Politicians will likely cut a deal and raise the government's $14.3 trillion debt ceiling soon, but will need to tackle the underlying problem of narrowing gaping deficits in the long term, says Mohamed El-Erian, co-head of Pimco, the world's largest bond fund.
The White House has said that if Congress doesn't lift its debt limit by Aug. 2, it will default, and credit ratings agencies have said the country could lose its coveted AAA ratings.
"There are two distinct warnings here. Not one but two. The first warning if we don't get our act together in time, we will be downgraded. The second warning is even if we get our act together ahead of the debt ceiling but it doesn't involve meaningful, fiscal consolidation, then we will stay on negative outlook," El-Erian tells CNBC.
"And that second warning is really important."
(Associated Press photo)
What makes matters worse, El-Erian says, is that the closer the deadline approaches without a deal in place, the more toothless the likely compromise will be.
That means in just a few months, policymakers will be faced with a fresh round of fiscal emergencies and will spend more time putting out fires instead of tackling the underlying issues that plague the U.S. economy, namely hefty debts and gaping deficits.
"I buy into that we are somehow we are going to get through Aug. 2 without defaulting on the debt," El-Erian says.
"However, we've gone through this notion of a grand bargain to a notion of a mini-deal and now we are heading just towards as stopgap. A stopgap is the worst possible thing for both parties because it means that every three to six months we are going to have this issue again, and the market is going to have to price in an uncertainty premium, and that's not good news for any asset."
Investors need to factor debt uncertainty in the U.S. as part of what Pimco calls a New Normal, an extended period of high unemployment low growth.
That means more volatility awaits not only U.S. markets, but global ones as well.

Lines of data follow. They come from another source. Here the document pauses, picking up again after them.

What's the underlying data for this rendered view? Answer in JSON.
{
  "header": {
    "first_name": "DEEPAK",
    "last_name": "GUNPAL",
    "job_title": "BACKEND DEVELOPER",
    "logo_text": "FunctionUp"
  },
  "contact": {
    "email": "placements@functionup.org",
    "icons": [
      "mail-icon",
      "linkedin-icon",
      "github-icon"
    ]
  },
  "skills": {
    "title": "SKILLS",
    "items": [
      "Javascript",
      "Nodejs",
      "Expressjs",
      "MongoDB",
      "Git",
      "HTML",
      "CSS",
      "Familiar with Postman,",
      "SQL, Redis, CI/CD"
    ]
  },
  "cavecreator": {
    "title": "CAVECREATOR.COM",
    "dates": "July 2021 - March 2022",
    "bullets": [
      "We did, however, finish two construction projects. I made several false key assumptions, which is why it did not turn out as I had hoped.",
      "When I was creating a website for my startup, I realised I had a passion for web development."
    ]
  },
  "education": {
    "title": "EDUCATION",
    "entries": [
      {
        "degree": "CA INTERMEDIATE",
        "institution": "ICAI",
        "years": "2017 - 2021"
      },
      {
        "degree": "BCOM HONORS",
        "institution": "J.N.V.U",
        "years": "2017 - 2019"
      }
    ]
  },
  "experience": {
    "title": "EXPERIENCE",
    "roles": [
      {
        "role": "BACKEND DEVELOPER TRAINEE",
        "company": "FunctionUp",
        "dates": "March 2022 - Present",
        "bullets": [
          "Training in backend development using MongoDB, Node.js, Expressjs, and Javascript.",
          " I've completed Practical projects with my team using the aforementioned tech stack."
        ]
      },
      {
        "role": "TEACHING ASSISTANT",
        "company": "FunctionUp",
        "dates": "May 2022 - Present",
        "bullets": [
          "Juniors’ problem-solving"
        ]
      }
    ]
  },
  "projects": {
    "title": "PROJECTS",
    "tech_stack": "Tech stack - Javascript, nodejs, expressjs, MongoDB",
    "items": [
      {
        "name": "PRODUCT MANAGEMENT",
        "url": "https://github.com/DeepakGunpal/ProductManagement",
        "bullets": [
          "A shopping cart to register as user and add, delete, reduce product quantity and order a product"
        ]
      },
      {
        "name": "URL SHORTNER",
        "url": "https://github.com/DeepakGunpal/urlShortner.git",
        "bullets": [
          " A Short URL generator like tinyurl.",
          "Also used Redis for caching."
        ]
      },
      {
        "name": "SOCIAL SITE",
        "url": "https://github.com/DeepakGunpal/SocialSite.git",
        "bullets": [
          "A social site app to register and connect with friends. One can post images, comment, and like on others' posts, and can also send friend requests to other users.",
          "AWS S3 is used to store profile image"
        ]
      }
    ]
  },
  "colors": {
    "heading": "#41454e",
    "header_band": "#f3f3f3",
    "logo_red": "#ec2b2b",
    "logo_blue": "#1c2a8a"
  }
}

"They have to recognize it's going to cause tremendous volatility, and they have to reflect in their portfolios that different countries and different companies are going to react differently."
Moody's has said it may cut U.S. ratings if a deal isn't reached.
While ratings agencies have warned of possible downgrades, Moody's was the first among the big-three agencies to actually place the United States' rating on review for a possible downgrade, which means a negative rating action is impending.
Analysts blame political grandstanding.
"What has been beginning to spook Moody's and some other people is that Congress may be dumb enough to actually default on the debt," says Cliff Draughn, President and Chief Investment Officer at Excelsia Investment Advisors in Savannah, Georgia, according to Reuters.
"When you've got Eric Cantor screaming no new taxes — you are not going to increase any revenue. You've got Nancy Pelosi on the other side of the aisle saying we will absolutely not cut any benefit of entitlement — Medicare, Social Security, etc. Then you've got (President Barack) Obama on the top saying everything is on the table. How do you rationally approach that type of situation?"
"I'm not surprised by what Moody's has done, it's the smart thing to do. They should have done it two or three months ago."